If children really like something they have just learned in class, they will be more likely to continue this at home. So the barriers between school and home life will disappear.
19. Brainly
With Brainly, students can ask their math (and other) questions to a community of people. This community-based app is a kind of forum where everyone comes together and helps each other with school-related questions. No matter what your question is, the people from this community will help you.
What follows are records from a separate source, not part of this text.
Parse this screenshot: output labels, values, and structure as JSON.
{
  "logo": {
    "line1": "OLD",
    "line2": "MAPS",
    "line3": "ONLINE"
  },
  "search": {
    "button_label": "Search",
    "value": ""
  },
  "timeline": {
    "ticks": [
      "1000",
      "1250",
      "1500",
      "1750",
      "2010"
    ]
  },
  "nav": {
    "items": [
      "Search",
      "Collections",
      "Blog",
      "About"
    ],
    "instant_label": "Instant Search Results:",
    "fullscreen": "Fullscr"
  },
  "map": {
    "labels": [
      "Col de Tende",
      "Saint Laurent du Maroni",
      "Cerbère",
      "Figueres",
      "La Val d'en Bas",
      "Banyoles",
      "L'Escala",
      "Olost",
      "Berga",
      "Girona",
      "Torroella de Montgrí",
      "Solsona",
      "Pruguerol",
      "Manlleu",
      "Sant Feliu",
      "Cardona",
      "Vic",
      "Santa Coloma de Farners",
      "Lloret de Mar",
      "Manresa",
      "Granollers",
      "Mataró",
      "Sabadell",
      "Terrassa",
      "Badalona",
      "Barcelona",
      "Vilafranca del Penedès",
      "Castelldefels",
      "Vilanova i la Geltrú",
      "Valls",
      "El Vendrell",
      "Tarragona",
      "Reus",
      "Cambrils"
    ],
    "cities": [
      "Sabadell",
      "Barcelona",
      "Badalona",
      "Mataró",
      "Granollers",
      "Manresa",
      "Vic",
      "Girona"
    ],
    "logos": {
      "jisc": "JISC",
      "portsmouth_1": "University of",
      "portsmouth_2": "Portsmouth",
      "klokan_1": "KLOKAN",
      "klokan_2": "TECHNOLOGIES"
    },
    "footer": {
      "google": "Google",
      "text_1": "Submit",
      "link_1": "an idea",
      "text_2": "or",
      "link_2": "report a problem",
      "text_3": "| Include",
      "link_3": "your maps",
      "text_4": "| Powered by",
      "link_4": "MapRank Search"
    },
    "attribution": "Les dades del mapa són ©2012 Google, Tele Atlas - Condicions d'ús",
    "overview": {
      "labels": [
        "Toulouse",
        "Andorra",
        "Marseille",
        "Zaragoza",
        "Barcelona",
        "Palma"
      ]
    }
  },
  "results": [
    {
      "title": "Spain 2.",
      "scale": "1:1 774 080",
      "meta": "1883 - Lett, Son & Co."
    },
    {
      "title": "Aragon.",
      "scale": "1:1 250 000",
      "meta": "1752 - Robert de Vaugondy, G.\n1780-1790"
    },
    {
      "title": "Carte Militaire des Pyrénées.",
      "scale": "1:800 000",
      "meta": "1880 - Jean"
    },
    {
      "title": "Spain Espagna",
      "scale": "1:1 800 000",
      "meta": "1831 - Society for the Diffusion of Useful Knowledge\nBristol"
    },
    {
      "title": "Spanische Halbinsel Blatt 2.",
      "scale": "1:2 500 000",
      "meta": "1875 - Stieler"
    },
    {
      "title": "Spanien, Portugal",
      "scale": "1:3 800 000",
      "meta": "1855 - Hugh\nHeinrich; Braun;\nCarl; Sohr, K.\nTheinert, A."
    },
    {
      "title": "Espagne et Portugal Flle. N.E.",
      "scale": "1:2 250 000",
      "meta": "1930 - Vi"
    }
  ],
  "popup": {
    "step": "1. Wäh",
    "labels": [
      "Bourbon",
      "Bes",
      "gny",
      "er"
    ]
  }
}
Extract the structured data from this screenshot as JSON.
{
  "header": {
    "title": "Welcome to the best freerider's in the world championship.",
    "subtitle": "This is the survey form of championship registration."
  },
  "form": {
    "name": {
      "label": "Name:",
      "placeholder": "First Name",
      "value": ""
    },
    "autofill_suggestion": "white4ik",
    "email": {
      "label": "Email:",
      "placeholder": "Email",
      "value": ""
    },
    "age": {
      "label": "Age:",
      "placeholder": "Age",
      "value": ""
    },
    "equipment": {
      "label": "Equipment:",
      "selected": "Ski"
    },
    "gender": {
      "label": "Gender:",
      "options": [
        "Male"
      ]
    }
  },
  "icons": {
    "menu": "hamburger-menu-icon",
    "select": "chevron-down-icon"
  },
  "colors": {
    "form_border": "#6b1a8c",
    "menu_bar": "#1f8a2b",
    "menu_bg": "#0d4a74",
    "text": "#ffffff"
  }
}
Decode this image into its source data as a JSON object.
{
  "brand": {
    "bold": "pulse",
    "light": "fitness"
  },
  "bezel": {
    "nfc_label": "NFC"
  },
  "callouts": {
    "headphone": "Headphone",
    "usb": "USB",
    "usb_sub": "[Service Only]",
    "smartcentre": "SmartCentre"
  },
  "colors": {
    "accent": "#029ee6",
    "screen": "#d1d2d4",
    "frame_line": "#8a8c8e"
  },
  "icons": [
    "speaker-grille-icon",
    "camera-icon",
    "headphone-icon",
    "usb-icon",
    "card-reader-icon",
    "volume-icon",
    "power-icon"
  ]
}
This app is made for questions from the youngest students to students from colleges. Sometimes, you need to wait a bit until you get your answer, but this is because it is a free app based on the help of a community.
20. CanFigureIt Geometry
CanFigureIt Geometry is a math platform where students can work on geometric proofs with the help of a guide or on their own. They can choose to work forwards or backwards. Work forward with the provided information (called ‘gifts’), or work backwards from the goal on a step-by-step approach. If a student is stuck solving geometric proofs they get hints. When a student reaches the final proof, a great pop-up shows up with a congratulations message.
This platform covers a lot of different types of geometric proofs. You can try to prove simple facts about lines to difficult proofs on circles, triangles and so on. This tool allows students to learn for themselves and how to prove something rather than simply copying it from the teacher.
21. Pattern Shapes
With Pattern Shapes, students can explore all kinds of geometric figures. Students can create things themselves by combining different shapes with each other. This way, students discover all geometric forms and geometric relations that exist such as angles, symmetry, and more. This is an ideal tool for students who are new to geometric shapes. With this tool, they learn the geometric shapes that exist in a playful way at their own pace.
22. Mathway
The Mathway app is much more than just a calculator app. With this app, students learn how to solve a mathematical problem step-by-step, because mathematics is much more than just being able to give the correct answer. Students can easily fill in their math problem or take a picture with their camera and the app will explain step-by-step how to find the right solution. The app has a large range of topics from basic math to statistics, algebra, and so on.
It’s a very useful study aid, except for the two dangers: lazy students will only look for the solution and won’t learn how to solve it step-by-step, and this app is unfortunately not free.
23. Maths Chase
Maths Chase is a free site where you can quickly test your times tables, additions, subtractions and more. The site is a very simple game but kids will find it a really fun way to learn arithmetics.
Conclusion
That’s it! These were more than 20 math apps for math teachers you can certainly use if you want to teach your students something new or if you want them to learn something at their own pace. If my mathematics teacher had used some of these math tools, I (and most of my friends) would certainly have liked mathematics much more!